Nulle et Grande Gueule
Joyce Carol Oates
Gallimard (folio), 2002
Adolescence obsidionale
Par Anne-Marie Mercier
Joyce Carol Oates n’est a priori pas un auteur pour enfants, mais ce livre est une si belle histoire de rencontre entre deux adolescents qu’il semble bon de le signaler à l’attention de ceux qui cherchent des livres pour les ados.
Prenez deux adolescents d’une même classe de première d’un lycée américain banal. L’un est « grande gueule », garçon populaire, président de ceci ou de cela, directeur de la rédaction de la revue du lycée, insouciant et apparemment entouré de plein d’amis. L’autre est La Nulle, mal dans sa peau, agressive, persuadée qu’elle est… nulle et que ceux qui font comme si elle ne l’était pas sont des hypocrites. Elle est à vif, il ne se méfie pas.

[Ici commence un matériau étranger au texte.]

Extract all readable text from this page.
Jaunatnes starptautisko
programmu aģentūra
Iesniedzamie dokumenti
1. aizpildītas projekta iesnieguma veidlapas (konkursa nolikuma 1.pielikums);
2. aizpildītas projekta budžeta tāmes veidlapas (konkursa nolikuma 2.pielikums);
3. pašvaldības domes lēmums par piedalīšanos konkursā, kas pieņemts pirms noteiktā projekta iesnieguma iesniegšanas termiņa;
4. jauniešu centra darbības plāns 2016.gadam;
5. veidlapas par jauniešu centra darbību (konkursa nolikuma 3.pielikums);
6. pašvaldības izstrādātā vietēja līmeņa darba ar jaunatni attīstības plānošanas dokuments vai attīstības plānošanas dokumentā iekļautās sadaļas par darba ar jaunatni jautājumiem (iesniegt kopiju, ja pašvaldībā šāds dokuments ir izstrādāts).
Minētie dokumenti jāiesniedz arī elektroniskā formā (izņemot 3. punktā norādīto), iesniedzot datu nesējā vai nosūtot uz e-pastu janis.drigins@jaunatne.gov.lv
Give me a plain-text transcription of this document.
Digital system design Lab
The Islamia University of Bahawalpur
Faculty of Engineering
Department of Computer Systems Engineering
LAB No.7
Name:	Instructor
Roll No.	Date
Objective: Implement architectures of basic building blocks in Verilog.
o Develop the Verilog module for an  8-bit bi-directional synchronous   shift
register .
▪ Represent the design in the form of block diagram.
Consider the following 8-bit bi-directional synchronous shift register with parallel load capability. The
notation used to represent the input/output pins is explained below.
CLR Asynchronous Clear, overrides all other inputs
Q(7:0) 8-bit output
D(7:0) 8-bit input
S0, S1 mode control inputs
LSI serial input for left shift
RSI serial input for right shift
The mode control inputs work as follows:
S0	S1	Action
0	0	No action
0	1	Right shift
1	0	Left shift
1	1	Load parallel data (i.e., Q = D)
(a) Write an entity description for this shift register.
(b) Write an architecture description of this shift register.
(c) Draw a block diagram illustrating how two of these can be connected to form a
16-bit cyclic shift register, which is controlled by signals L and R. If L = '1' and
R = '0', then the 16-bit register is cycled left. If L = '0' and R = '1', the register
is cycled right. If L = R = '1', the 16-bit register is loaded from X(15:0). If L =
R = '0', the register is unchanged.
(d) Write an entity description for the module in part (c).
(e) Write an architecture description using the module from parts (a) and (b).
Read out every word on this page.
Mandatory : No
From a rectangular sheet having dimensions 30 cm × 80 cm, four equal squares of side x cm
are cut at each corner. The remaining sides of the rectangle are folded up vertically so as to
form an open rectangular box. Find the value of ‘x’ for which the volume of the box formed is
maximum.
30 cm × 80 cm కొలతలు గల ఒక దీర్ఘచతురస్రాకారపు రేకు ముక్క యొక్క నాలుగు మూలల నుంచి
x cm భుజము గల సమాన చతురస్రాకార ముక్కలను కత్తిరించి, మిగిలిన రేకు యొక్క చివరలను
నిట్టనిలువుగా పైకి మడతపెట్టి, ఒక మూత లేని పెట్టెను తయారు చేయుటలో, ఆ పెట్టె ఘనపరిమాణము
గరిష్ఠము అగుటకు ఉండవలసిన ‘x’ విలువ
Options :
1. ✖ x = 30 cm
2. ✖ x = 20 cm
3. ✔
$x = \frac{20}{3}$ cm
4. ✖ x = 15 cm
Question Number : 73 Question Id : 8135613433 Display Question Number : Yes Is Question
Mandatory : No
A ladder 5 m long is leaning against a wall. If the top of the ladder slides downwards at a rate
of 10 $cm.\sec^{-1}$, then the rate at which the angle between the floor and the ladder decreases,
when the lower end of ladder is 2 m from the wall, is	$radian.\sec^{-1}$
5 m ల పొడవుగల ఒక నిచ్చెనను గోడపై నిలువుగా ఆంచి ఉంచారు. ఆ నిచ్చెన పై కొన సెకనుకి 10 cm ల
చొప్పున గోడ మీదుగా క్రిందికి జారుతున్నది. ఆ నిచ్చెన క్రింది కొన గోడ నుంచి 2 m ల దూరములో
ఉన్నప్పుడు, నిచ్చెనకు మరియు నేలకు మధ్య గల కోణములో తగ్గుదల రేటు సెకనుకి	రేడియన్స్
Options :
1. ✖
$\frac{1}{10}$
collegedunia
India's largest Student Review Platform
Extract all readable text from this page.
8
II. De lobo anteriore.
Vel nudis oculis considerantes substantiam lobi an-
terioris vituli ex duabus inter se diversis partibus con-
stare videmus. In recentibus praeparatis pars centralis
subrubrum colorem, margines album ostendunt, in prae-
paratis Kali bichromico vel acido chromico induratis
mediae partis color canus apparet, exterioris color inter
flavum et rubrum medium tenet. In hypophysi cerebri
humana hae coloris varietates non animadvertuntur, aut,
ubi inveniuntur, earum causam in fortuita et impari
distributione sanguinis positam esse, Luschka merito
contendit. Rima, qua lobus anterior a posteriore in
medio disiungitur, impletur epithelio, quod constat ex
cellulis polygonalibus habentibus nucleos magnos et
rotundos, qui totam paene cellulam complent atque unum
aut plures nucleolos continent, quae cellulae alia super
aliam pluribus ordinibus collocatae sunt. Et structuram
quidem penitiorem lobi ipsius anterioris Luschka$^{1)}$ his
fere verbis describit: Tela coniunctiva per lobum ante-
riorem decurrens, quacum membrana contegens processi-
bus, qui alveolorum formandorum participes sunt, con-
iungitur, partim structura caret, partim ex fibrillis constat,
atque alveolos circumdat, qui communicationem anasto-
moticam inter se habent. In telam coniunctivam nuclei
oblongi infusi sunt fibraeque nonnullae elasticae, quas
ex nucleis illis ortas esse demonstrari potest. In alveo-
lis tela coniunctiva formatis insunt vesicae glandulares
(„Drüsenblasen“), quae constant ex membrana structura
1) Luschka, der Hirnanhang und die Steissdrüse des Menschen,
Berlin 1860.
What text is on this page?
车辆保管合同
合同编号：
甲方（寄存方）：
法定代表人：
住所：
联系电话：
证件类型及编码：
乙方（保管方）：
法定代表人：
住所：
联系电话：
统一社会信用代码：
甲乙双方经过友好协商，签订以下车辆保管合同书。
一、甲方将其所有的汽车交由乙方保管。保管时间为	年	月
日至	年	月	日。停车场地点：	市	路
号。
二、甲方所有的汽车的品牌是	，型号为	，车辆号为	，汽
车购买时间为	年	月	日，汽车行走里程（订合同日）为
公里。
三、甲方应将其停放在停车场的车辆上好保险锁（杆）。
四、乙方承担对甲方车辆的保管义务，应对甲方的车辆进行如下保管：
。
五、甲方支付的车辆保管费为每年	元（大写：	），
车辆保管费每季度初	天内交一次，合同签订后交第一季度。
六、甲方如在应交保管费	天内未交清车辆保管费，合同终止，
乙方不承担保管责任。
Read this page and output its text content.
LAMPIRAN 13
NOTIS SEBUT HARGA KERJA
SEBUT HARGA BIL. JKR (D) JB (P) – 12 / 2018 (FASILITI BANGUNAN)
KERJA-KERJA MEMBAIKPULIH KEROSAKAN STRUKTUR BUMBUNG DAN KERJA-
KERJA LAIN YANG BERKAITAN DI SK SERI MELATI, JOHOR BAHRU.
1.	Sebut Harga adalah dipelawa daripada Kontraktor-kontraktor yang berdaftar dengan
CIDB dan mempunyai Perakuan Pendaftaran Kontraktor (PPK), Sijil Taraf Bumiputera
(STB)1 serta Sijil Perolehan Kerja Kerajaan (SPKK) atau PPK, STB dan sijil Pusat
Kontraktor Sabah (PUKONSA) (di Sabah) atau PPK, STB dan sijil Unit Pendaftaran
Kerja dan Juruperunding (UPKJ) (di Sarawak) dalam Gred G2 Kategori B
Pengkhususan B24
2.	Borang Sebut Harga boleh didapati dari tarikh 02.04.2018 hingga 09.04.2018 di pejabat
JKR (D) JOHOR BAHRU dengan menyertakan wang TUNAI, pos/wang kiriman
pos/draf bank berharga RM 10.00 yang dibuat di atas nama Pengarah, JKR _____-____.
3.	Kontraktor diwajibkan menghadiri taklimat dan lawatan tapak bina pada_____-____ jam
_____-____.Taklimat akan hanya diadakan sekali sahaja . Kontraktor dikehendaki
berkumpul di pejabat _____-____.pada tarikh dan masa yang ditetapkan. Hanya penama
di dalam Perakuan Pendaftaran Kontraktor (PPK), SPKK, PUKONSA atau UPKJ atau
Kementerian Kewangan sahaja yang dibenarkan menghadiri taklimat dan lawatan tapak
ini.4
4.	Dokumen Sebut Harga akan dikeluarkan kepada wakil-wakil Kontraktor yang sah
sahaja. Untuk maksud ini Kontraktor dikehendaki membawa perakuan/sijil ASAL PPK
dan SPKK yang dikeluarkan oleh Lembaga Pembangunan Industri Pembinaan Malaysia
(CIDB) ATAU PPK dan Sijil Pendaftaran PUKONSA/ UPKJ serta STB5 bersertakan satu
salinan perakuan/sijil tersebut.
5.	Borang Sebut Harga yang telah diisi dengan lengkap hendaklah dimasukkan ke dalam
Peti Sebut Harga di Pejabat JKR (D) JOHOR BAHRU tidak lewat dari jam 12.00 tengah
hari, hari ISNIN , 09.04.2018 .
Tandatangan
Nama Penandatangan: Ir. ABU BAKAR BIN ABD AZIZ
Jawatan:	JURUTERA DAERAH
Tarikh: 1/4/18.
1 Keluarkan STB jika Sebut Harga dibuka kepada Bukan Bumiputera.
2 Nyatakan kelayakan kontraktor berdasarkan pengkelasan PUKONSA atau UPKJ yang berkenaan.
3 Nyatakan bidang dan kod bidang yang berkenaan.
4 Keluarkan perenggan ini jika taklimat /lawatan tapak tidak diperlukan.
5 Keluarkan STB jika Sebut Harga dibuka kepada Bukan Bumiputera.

Chacun vit un drame au début du roman, mais l’un a plus de conséquences que l’autre : l’adolescent est appréhendé par la police et interrogé, puis exclu du lycée en attendant les résultats d’une enquête.
Incapable de ne pas faire une plaisanterie quand elle se présente à lui, il a évoqué l’idée de faire un massacre au lycée et a été dénoncé comme un futur terroriste. L’attitude du chef d’établissement, des professeurs, des parents, et surtout des amis est épinglée de manière acide. La droiture de La nulle sera le seul rempart contre la bêtise et la lâcheté de l’ensemble d’une communauté.
Le livre nous dit que le monde est ainsi fait : en situation dangereuse, tes amis se détourneront de toi, ta famille parfois. Et tu seras heureux si tu trouves quelqu’un pour te tendre la main – quelqu’un qui pourrait fort bien être une personne que tu ne voyais pas ou dont tu te moquais – . Sombre ? Comme les ados aiment: sombre avec la lumière au bout du tunnel et l’idée que l’avenir, le courage, l’amitié vraie, c’est eux. Dans un monde replié sur ses peurs, ils se font une île où vivre, seuls contre tous, ou plutôt loin de tous, étrangers à ces haines et frilosités.